The creepiest, and most genius, aspect of the series was the family’s knack for embroiling themselves in whatever scandals were getting other celebutantes tabloid coverage, providing just enough attention to earn the family incremental bits of fame by referencing previous, bigger scandals, generally involving Hilton. Kim’s own sex tape called to mind to Hilton’s One Night in Paris scandal, right down to the timing of its release, while younger sister Khloe’s whispered comments to the interviewer about Kim in the Chicago Magazine interview—“Kim is sooo boring”—read like a watered-down version of Hilton’s “She’s such a bitch” from six years earlier.

And when Hilton, Lohan, and Richie all made US Weekly headlines with oddly well-lit, glamorous celebrity mugshots stemming from DUI arrests between 2006-07, Khole’s own DUI mugshot graced the pages of People Magazine in 2008. About a year after Lynwood jail housed Hilton for violating her DUI probation by driving 70 mph in a 35 mph zone, Khloe served three hours of a 30-day sentence for her own DUI parole violation, failing to perform court-ordered roadside cleanup or enroll in a mandated alcohol education course.

“I just was trying to be strong and sit there as the whole audience was laughing,” Hilton said of the ultimately very harmless joke Silverman made about her, a multi-millionaire famous for her bad behavior sitting in the audience of an awards show just a few hours before a brief jail sentence that ultimately had no impact on her career whatsoever except to win her more press coverage. “It was so painful, especially with what I was going through in my life, to then have people be so mean about it.”

Kardashian’s own call for mea culpa in the wake of Hilton getting tabloid attention for the apology came a few hours later, just like old times. “I’m sharing this just to say I really hope everyone involved in the business of shaming and bullying someone to the point of breaking them down might reconsider and instead try to show some understanding and compassion,” Kardashian wrote after pivoting from her empathy to Spears to a much lengthier explanation of feeling insecure as a result of the media feeding frenzy surrounding her pregnancy and weight gain in 2013, six years into her tenure as a reality television star.

While Kardashian was right in pointing out that tabloid coverage of her pregnancy was cruel and unwarranted, attempting to compare her situation as a person whose career was launched by and depends on that tabloid coverage to Britney Spears—a person whose right to vote or drive a car has been stripped permanently by the court system, largely due to unwanted paparazzi documentation of her early-aughts mental breakdown—smacks of the same of old “What About Me-ism” that the Kardashian family has relied on to keep themselves relevant since before they were relevant.

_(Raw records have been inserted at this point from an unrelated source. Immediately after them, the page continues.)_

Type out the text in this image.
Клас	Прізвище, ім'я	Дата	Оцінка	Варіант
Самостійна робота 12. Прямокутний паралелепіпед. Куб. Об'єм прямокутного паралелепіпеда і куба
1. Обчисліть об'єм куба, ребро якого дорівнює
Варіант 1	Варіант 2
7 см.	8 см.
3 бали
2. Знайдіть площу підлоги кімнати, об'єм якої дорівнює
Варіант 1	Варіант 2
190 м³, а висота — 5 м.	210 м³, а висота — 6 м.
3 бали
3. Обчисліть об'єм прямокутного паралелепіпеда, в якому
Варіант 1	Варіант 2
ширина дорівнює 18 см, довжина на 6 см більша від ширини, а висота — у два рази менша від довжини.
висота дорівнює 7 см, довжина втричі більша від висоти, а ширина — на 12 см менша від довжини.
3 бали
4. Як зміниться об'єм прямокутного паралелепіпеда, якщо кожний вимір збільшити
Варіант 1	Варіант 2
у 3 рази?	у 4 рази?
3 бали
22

The early 2000s rich-kid path to fame was always parasitic, but it was symbiotic parasitism, with both the spoiled children depending on tabloids to get famous and the tabloids depending on the shitty behavior of the spoiled children to peddle content. While the system was deeply, as the Times called it, creepy, it seems pointless for everyone who profited to start apologizing, or demanding apologies, now.